Cuando levanté la cabeza del celular ya era de noche. No sabía cuantas horas llevaba ahí sentada, pero entre todas esas letras que habían salido de mí, se fue un poco del dolor asfixiante que me impedía respirar. Ya no lloraba. Mis pulmones se expandían libremente. Y mi estómago no dolía.
Pero aquel era un alivio momentáneo y lo sabía muy bien. Pronto volvería. Tan pronto como había llegado.
Respiré profundamente y me guardé el celular en el bolsillo trasero. La calle estaba repleta de autos que corrían a toda velocidad, con música estridente y gritos de euforia, festejando que era viernes por la noche y estaban en Cancún.
Sonreí de lado y con un poco de nostalgia me contagié de algo de su entusiasmo.
Era viernes y yo estaba en Cancún infectada de un dolor que estaba cansada de que fuera mío.
Cuando el semáforo me marcó que podía pasar, puse un pie en la calle tan confiada que no miré la motocicleta que me empujó a toda velocidad hasta el pavimento.
El dolor del alma se convirtió en físico y la cabeza, que fue lo primero en golpeó el suelo, comenzó a ceder ante la nube espesa que me consumió.
~•~
—No te mueras, por favor no te mueras.
—No morirá, señor. Puede estar tranquilo.
—No lo sabe—la voz se escuchaba desesperada.

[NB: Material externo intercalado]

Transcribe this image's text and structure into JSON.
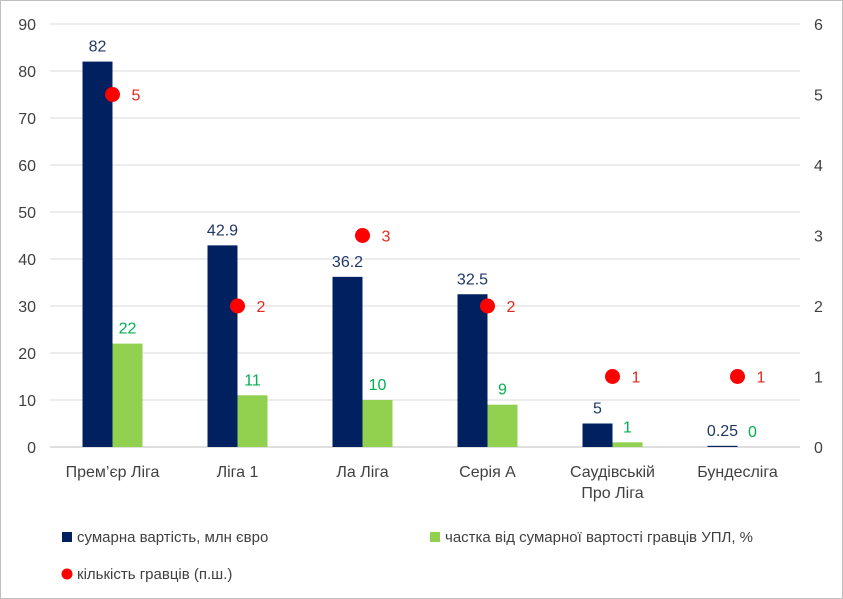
{
  "chart_data": {
    "type": "bar",
    "categories": [
      [
        "Прем’єр Ліга"
      ],
      [
        "Ліга 1"
      ],
      [
        "Ла Ліга"
      ],
      [
        "Серія А"
      ],
      [
        "Саудівській",
        "Про Ліга"
      ],
      [
        "Бундесліга"
      ]
    ],
    "series": [
      {
        "name": "сумарна вартість, млн євро",
        "type": "bar",
        "axis": "left",
        "color": "#002060",
        "label_color": "#1f3864",
        "values": [
          82,
          42.9,
          36.2,
          32.5,
          5,
          0.25
        ],
        "labels": [
          "82",
          "42.9",
          "36.2",
          "32.5",
          "5",
          "0.25"
        ]
      },
      {
        "name": "частка від сумарної вартості гравців УПЛ, %",
        "type": "bar",
        "axis": "left",
        "color": "#92d050",
        "label_color": "#00b050",
        "values": [
          22,
          11,
          10,
          9,
          1,
          0
        ],
        "labels": [
          "22",
          "11",
          "10",
          "9",
          "1",
          "0"
        ]
      },
      {
        "name": "кількість гравців (п.ш.)",
        "type": "scatter",
        "axis": "right",
        "color": "#ff0000",
        "label_color": "#e0281e",
        "values": [
          5,
          2,
          3,
          2,
          1,
          1
        ],
        "labels": [
          "5",
          "2",
          "3",
          "2",
          "1",
          "1"
        ]
      }
    ],
    "y_left": {
      "range": [
        0,
        90
      ],
      "ticks": [
        "0",
        "10",
        "20",
        "30",
        "40",
        "50",
        "60",
        "70",
        "80",
        "90"
      ]
    },
    "y_right": {
      "range": [
        0,
        6
      ],
      "ticks": [
        "0",
        "1",
        "2",
        "3",
        "4",
        "5",
        "6"
      ]
    },
    "grid": true,
    "legend_position": "bottom"
  }
}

—Soy el doctor, claro que lo sé.
—Yo también.... Bueno, casi. A dos semestres de graduarme, pero hay algo que no me termina de cuadrar. ¿No cree que sus ojos se ven muy inexpresivos?
—Bueno, está desmayada—contestó con un suspiro exhausto como de quien lleva tanto tiempo en turno que ya no puede aguantar idiotas.
—Hasta los ojos de los desmayados parecen tener alma, pero los de ella no tienen ese brillo.
Bien, basta de insultos.
¿Cómo que no tengo alma?
Quizás no, pero eso no era de su incumbencia.
Las voces molestas fueron suficientes para que abriera los ojos con un dolor de cabeza peor que el del tequila.
—¡No esta muerta!—festejó esa parlanchina voz que ya me tenía con jaqueca.
—¿Donde estoy?—pregunté tomándome las cien e intentando sentarme en la cama.
—En el hospital—dijo el doctor, deteniendo mis movimientos con sus manos. Recostó mi cabeza suavemente mientras yo fruncía el ceño mirando su cabello rubio y su bata blanca, después sacó sus cosas médicas y comenzó a examinarme—. Este pobre tipo te arrollo mientras ibas cruzando la calle.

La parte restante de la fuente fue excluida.